After the withdrawal of the unilateral ceasefire, the political parties are finding themselves in a tight situation. They had earlier justified their understanding with the Maoist peace in the Himalayan kingdom. Few bomb blasts in the recent past clearly indicate the bloody war that is waiting in the wings for the Nepali state. However, Maoists insistence to adopt violent means for confrontation has put political parties in a quandary. The demand has mainly been that the King needs to announce elections to the Constituent Assembly. In fact, the present behavior of the King has convinced the political parties that without keeping the King out of future political arrangement it would be difficult to sustain democracy in Nepal.

The King feels that the announcement of municipal elections will give him political credibility regarding his stance that he would be able to bring Nepal back to the democratic path. He wants to project his role as a stabilizing factor in Nepal’s nascent democracy. With the political parties boycotting the forthcoming elections it would be difficult to establish a credible government. The pertinent question is: Would it be possible for the King to hold elections given the security situation? The Maoists have threatened more violence. With the withdrawal of unilateral ceasefire, the Maoists have made their position very clear about their intentions concerning the municipal elections.

The four-month ceasefire could be interpreted as missed opportunity. The King instead of initiating meaningful dialogue to resolve the problem went on strengthening its armoury for a confrontation. It is true that it would be difficult for the Monarchy to accept a secondary position in the Nepalese polity. In fact, its vociferous supporters, the political parties, have been alienated with the action of an intrusive Monarchy. As an institution as such, the Monarchy has lost much of its glory and legitimacy after the Palace killing of June 2001. Its political role after he took over power is not of a benign Monarchy but of an assertive monarch.

Therefore, he is not seen as a part of Nepal’s democratic future by the civil society groups. With the criticism of the international community mounting regarding human right abuses, the state is increasingly feeling the pressure both internally and externally. The King to establish his legitimacy has recently toured the Eastern region of the country. However, his real test for legitimacy would depend on how he approaches the crisis that Nepal is going through.

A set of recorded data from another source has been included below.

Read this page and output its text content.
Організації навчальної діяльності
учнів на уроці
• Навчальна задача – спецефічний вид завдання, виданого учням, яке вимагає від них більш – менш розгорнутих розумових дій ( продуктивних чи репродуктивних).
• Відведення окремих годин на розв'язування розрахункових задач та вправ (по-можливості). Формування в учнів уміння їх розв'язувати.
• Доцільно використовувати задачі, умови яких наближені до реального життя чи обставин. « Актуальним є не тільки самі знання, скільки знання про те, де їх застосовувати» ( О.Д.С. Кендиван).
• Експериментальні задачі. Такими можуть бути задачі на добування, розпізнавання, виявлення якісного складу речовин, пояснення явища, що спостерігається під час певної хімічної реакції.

India has repeatedly emphasized political solution to the problem. However, at the same time it supplied arms and trained the Royal Nepalese Army. It is only after the King took over on February 1, 2005, India decided to suspend arms supply. India is one of the first countries to declare the Maoists as terrorists. However, it also realizes that without getting the Maoists to the negotiating table it would be difficult to end the political impasse. The King assuming power directly has created more uncertainty. Political leaders are being persecuted. Pressure needs to be built on the Monarch to abandon the path of armed action and restore Constitutional monarchy.